Duncan glanced down the hall toward the bedroom he shared with Heather. “I didn’t say that.” He paused, pushed himself away from the wall, wobbled on his heels.
He took two steps, then stopped, stared hard at Cindy. “Has there been any news?” he asked, carefully. “About Julia?”
“No. Duncan …” Cindy called as he was about to turn away.
“Yes?”
“What’s going on with you and Heather?”
Duncan swallowed, rubbed the side of his nose. “I don’t know what you mean.”
“Something’s obviously not right between the two of you.…”
“We’re just going through a bit of a rough patch, Mrs. Carver. That’s all. I really don’t feel comfortable talking about it.”
“You’d tell me, wouldn’t you, if there was anything I should know?”
“I don’t understand.”
“You know something, don’t you?”
“I know I’m drunker than I thought I was.” He tried to laugh, coughed instead.
“You know something about Julia,” Cindy said over the sound of his hacking.
Blood drained from the young man’s already pale face. He seemed to sober up on the spot. “About Julia? No. Of course not.”

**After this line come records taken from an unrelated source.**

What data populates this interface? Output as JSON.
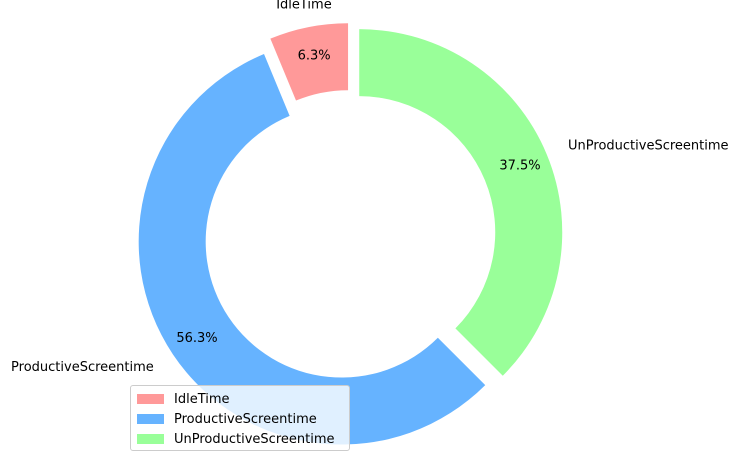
{
  "chart_data": {
    "type": "pie",
    "style": "donut",
    "labels": [
      "IdleTime",
      "ProductiveScreentime",
      "UnProductiveScreentime"
    ],
    "values": [
      6.25,
      56.25,
      37.5
    ],
    "percent_labels": [
      "6.3%",
      "56.3%",
      "37.5%"
    ],
    "colors": [
      "#ff9999",
      "#66b3ff",
      "#99ff99"
    ],
    "exploded": true,
    "start_angle_deg": 90,
    "direction": "counterclockwise",
    "legend": {
      "placement": "lower-left",
      "entries": [
        "IdleTime",
        "ProductiveScreentime",
        "UnProductiveScreentime"
      ]
    }
  }
}
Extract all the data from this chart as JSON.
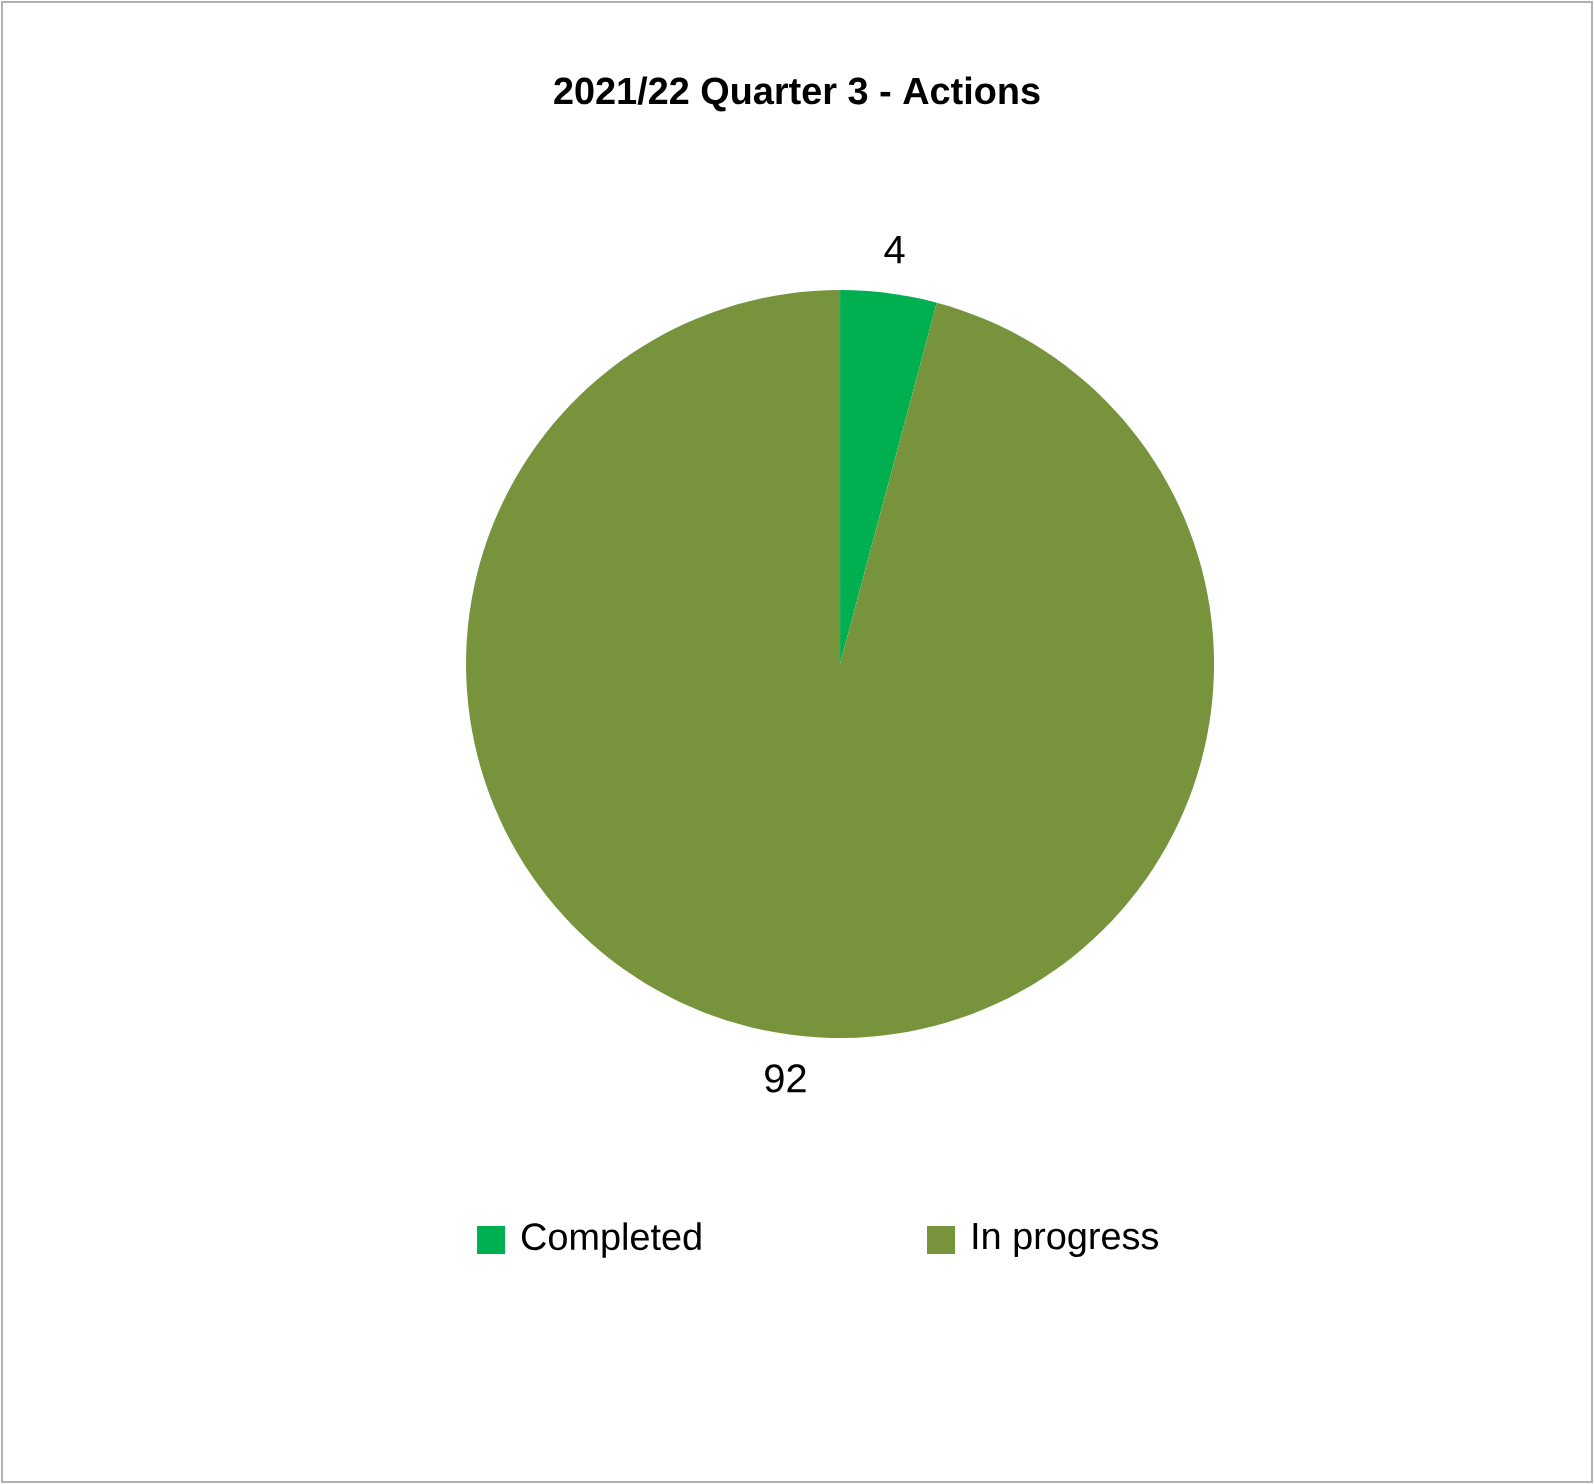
{
  "chart_data": {
    "type": "pie",
    "title": "2021/22  Quarter 3 - Actions",
    "categories": [
      "Completed",
      "In progress"
    ],
    "values": [
      4,
      92
    ],
    "colors": [
      "#00b050",
      "#77933c"
    ],
    "data_labels": true,
    "legend": "bottom"
  }
}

“You were fighting with her …”
“Yeah, but …”
“And then she disappeared.”
“Mrs. Carver, you can’t think I had anything to do with Julia’s disappearance.”
“Did you?”
“No!”
Cindy fell back against her pillow. Did she really think the boy she’d welcomed into her home, this young man who was her younger daughter’s lover, was in any way responsible for her older daughter’s disappearance? Could she really think that? She shook her head. She didn’t know what to think anymore.

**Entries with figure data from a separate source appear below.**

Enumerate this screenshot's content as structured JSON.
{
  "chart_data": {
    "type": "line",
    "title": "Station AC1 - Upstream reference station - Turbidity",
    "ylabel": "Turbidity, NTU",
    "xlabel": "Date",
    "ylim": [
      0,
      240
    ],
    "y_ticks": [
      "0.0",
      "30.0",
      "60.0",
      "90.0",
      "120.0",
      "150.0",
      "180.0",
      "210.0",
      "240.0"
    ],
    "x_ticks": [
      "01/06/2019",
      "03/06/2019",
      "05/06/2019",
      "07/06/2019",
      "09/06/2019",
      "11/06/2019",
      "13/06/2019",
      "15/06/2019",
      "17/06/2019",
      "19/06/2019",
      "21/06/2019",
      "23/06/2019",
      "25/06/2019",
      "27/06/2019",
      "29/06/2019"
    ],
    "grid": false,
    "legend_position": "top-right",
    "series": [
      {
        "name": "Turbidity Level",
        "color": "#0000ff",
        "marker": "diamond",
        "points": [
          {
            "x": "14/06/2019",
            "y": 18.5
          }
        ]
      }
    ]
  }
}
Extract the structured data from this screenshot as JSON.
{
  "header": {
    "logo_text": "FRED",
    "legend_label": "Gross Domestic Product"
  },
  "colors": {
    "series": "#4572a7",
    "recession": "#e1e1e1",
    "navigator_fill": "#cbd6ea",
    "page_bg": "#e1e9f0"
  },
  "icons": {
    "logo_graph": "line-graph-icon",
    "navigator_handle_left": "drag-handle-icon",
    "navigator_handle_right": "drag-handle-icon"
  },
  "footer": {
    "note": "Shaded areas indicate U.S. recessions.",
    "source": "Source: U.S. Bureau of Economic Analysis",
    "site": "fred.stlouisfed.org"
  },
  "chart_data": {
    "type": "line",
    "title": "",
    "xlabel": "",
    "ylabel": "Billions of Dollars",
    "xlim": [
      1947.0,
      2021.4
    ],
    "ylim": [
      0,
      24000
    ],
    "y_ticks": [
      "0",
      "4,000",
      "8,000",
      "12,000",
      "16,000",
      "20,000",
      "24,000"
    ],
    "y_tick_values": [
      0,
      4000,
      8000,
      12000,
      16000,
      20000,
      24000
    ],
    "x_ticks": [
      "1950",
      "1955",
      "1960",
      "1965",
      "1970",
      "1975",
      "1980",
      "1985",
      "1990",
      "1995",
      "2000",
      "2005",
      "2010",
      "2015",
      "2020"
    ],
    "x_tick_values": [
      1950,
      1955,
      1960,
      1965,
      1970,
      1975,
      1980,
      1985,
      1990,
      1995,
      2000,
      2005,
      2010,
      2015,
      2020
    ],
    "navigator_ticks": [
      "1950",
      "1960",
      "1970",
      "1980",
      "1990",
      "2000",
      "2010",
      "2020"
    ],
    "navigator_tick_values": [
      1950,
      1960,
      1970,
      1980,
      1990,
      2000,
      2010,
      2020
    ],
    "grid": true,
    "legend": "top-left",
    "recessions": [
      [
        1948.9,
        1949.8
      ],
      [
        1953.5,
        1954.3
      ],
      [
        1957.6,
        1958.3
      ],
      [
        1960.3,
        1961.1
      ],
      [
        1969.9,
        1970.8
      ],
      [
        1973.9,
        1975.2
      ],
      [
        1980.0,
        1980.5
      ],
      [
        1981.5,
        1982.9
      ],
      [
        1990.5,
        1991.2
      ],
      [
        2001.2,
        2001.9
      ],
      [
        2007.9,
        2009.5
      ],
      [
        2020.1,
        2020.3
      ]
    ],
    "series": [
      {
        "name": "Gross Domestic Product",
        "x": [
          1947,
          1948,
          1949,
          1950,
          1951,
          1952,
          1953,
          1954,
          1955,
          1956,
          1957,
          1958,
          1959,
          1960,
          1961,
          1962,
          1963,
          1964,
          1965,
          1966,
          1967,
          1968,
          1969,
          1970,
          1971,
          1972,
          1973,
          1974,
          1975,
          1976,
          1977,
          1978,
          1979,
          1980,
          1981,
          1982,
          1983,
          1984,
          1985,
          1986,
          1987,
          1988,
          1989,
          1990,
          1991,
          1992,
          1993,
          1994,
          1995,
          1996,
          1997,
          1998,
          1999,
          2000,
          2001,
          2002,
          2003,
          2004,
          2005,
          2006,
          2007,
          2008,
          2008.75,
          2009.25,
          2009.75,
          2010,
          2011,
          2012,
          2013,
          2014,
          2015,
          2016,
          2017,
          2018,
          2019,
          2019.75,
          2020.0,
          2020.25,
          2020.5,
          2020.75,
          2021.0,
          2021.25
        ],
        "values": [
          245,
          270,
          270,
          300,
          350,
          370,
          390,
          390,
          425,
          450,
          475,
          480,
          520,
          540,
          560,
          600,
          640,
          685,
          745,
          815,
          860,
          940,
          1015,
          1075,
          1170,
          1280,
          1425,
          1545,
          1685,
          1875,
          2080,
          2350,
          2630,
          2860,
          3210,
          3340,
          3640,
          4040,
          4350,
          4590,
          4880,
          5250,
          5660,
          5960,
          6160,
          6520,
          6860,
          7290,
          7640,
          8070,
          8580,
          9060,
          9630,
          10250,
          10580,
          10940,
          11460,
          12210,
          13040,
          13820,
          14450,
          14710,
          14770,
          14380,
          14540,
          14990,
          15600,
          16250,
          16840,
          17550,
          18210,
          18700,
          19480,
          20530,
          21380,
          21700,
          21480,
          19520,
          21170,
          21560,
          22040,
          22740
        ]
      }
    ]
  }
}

Duncan stood silently in the doorway, his arms hanging limply at his sides. “Maybe I should spend the night at Mac’s,” he said finally. “You’d probably feel more comfortable if I weren’t around.”
Cindy said nothing.
“I’ll just get a few of my things.”
Cindy listened as he shuffled down the hall. She thought of running after him, wrestling him to the ground, beating a confession out of him. Then she thought of her mother asleep in Julia’s bed. What was the point in waking her up by creating a scene? Duncan wasn’t about to confess to anything. Did she really think he had anything to confess?